Zach looked over at her as they
walked, and his gaze lingered on the side of her face. Ailsa drew her hands up self-consciously winding her light brown hair into a knot.
“You’ve got a lot of questions today,” he commented at last.
Ailsa could feel herself blush. What was she doing? She was leaving Alaska in just over a week. Getting close to someone wasn’t at all what she had intended.
“I…” Ailsa stumbled as she tried to think of something to say when she felt Zach lay a hand on the side of her arm. The solid warmth of him startled something deep inside her, and she felt herself holding her breath.
When she looked up Zach also had a slightly awkward look on his face which he quickly tried to cover up with a grin. “Keep it up and you will owe me a few questions back.”
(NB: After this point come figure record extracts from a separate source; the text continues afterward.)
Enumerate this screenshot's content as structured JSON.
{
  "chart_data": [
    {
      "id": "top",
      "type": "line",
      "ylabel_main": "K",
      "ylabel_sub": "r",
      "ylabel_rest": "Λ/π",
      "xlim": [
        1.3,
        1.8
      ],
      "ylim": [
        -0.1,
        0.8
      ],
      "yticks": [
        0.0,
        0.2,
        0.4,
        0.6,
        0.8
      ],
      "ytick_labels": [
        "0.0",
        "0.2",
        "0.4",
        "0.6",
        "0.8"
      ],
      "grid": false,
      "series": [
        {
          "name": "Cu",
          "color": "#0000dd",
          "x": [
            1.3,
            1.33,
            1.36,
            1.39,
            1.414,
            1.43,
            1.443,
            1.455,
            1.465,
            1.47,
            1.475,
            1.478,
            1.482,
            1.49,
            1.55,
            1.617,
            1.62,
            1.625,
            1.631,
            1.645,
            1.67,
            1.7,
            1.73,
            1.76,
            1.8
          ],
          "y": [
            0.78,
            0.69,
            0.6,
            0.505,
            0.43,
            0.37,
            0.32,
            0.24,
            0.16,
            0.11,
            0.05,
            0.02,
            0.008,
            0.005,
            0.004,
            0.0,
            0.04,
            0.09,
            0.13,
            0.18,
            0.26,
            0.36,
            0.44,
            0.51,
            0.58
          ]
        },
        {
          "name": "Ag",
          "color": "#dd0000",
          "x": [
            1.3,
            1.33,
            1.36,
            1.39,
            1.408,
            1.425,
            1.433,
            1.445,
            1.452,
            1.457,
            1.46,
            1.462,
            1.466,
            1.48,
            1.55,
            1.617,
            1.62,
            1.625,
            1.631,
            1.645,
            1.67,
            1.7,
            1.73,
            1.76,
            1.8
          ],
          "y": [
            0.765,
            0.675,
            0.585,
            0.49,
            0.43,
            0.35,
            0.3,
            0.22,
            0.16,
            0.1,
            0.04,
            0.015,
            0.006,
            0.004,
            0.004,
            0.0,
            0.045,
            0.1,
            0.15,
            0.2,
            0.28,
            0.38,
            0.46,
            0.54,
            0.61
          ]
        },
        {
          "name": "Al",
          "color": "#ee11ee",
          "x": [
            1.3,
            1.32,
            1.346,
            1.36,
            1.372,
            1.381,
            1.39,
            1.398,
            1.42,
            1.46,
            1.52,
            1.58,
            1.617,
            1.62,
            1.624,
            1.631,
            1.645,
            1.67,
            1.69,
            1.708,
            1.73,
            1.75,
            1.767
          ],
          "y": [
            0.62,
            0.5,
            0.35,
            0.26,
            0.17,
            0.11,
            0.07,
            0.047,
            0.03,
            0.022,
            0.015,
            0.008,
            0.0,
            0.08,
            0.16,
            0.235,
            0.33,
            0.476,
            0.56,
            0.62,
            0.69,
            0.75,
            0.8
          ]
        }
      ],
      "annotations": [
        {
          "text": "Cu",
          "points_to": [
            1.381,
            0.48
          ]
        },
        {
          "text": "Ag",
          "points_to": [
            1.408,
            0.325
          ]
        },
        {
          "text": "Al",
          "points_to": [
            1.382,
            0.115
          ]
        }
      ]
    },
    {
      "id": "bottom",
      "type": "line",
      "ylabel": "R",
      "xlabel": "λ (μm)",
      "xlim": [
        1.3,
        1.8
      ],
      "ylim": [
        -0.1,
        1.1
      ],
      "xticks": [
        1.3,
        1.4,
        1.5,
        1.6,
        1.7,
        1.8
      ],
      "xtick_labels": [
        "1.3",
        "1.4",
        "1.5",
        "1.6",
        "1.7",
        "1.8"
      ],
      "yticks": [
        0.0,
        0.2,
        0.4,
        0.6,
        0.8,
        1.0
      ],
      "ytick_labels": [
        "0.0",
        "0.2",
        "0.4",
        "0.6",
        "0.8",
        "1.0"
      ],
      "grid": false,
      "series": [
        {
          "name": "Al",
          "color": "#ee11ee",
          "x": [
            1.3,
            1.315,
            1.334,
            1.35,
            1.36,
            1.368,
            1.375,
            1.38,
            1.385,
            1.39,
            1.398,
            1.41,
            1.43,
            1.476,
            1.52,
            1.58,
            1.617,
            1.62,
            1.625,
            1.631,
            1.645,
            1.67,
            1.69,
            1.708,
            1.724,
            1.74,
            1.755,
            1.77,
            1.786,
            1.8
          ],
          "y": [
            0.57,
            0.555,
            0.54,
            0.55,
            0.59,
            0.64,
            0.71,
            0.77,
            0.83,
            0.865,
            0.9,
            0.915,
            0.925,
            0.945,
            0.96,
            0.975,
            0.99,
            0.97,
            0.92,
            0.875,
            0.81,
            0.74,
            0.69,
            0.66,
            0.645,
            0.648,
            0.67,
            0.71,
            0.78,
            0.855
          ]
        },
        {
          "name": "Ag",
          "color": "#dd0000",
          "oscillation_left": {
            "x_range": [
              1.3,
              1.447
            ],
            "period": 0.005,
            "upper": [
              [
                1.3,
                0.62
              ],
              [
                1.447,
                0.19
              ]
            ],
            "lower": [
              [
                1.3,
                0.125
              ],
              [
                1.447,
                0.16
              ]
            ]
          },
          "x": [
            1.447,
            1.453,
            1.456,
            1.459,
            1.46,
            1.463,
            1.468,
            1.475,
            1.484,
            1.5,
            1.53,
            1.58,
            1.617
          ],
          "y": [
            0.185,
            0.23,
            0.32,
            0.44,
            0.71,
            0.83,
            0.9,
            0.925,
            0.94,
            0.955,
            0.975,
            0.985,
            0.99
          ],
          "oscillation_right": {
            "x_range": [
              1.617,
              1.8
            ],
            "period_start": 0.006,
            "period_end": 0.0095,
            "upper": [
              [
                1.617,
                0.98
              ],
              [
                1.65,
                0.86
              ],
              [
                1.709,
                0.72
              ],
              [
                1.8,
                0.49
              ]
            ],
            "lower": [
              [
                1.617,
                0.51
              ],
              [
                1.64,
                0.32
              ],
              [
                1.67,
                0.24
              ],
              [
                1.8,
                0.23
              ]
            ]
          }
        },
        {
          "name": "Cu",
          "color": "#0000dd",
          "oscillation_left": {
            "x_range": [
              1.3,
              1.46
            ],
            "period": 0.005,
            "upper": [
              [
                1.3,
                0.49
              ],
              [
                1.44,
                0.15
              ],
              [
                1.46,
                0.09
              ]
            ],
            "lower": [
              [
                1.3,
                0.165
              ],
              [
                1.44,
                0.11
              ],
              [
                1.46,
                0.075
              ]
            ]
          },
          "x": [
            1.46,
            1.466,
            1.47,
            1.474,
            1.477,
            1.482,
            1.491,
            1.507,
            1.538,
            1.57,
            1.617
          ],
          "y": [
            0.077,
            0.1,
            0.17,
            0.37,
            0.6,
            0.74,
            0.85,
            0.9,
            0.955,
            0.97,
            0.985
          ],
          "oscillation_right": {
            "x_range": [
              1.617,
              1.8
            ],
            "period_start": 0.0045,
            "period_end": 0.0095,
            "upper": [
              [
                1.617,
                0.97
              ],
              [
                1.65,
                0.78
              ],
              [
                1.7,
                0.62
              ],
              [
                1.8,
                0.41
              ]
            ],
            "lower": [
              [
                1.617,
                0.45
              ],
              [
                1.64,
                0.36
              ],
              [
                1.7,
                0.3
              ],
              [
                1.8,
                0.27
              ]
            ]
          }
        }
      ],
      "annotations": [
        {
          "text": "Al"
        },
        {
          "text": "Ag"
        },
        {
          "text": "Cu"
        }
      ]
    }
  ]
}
Ailsa tried to smile. “Yeah okay…”
“So I got this job after college…” Zach said picking up the thread of their conversation. “A very sensible, well-paid job.”
“What did you do?” Ailsa asked, trying to regain her footing.
“Mechanical engineering.”
“That is very sensible.”
“Very.” It was a different sort of laugh he made then, in the back of his throat. Rueful and also relieved as if he’d escaped some trap.
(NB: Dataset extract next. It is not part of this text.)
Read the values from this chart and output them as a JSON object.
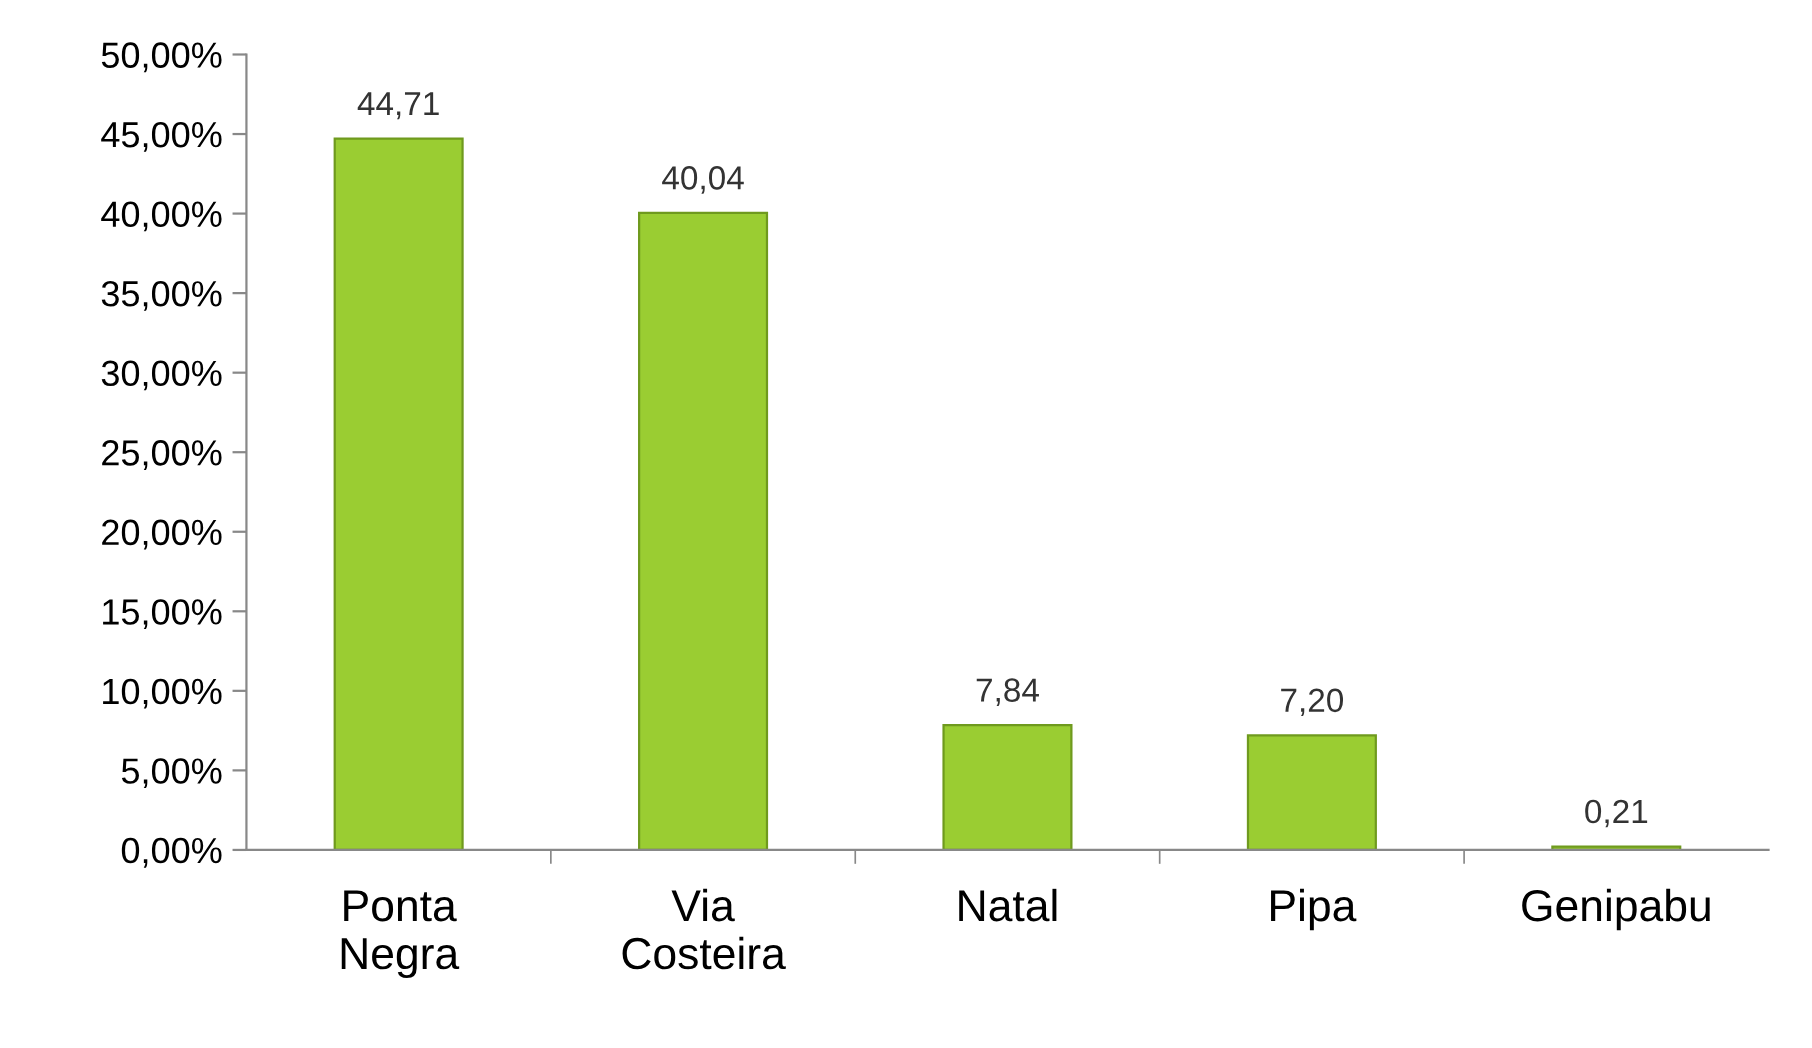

“So I got this job. What people call a ‘great job’. But it didn’t fit. Felt like someone else’s hiking boots.” He rubbed at the side of his face where the thick shadow of stubble had grown over the last few days. “You ever try to put on someone else’s hiking boots? Even when they’re your size, you know immediately something’s not right.”
She nodded, so he continued. “So it was like that, and all the while I kept remembering about my grandpa and the stories of his land in Alaska. So I took a trip out here one summer, just to see it.”
He paused and Ailsa glanced over at him. They were walking close together between the trees, and Ailsa could see the cut of his shoulder muscles through his shirt as she looked up at him. The stubble on his face was getting rougher from the days they had spent in the woods, and Ailsa noticed flecks of gold hidden among the dark brown.